No Country Bumpkin
Bob Hirt
A few weeks ago we invited an old friend, Jerry, and his wife to join us for several days at a timeshare in Southern California. Despite the several days of cold, overcast and rainy weather in Escondido, we had a good time together, playing games by the fireplace, eating out occasionally, exploring the area and showing them around the Welk Resort.
Jerry’s parents were dairy farmers back East and their farm was a little over two miles from our home in Western New York. Not only was I their veterinarian but we were Godparents to their first child. We were married the same year as well, in 1968. We’ve been friends for more than 50 years.
Jerry moved to Arizona many years ago for health reasons, the humidity of the East being a source of general discomfort for him for many years. Not having a job to go to out West, he sought out something related to his background: dairy farming. He soon heard about a huge dairy operation not far from their newly-acquired home. He wasted no time in checking it out. Compared to the Mom and Pop farms of much of New York State, this farm was more like a General Motors assembly-line. Rather than the usual twice daily milking routine, some 3,000 dairy cows there were being milked three times daily, in almost robot-like fashion. He didn’t want any part of that rigorous, very demanding schedule.

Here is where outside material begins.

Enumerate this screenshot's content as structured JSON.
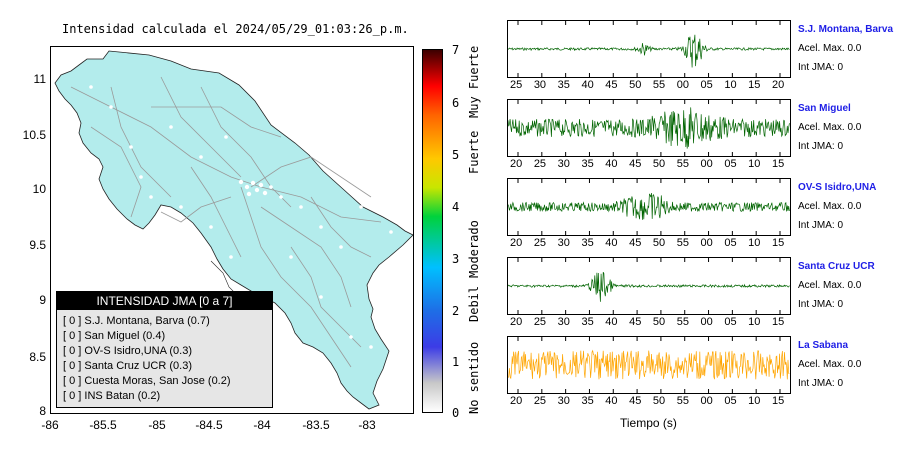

He had other ideas. He loved his rural origin, loved the farm, but he really excelled in the mechanical aspect of farming. He savored doing field work, operating and fixing tractors and machinery. He really excelled at it and he thrived on learning about almost anything that aroused his curiosity. On his tour of this huge farming operation he quickly became aware of the level of efficiency on which it ran. It was an enormous operation and it was ultra-modern, and very, very efficient. The farm was equipped with a relatively new concept at the time, a Methane Digester, to dispose of some of the cow waste – the excrement produced daily by these animals. The methane gas formed in their bodies is both belched out as well as excreted and is now considered a significant environmental polluter. Briefly summarized: By going through a series of complicated procedures the methane gas is collected, processed, compressed and fed into a diesel engine. The engine operates a generator that produces the electricity. The electricity that was produced energized their entire farming operation. Not only was this dairy energy-efficient, it had a significant surplus of electricity that was sold back to the Arizona electrical grid. Jerry never let anything intimidate him and soon he became so knowledgeable about the methane digestion process that he was loaned out to help other large dairy farms set up a similar system!
I found out rather recently that many years ago, Jerry was nominated, and then awarded the American Farm Bureau Federation’s New York State Farmer-of-the-Year Award. It didn’t end there. He then went on later to be awarded the American Farm Bureau Federation’s U.S. Farmer-of-the-Year prize in the late 1980s. Wow! Jerry had never mentioned this. It was Joanie, his wife, who informed us of it one day when we visited them. What an incredible honor that is! Talk about our being impressed? This guy Jerry, my good friend, is no country bumpkin!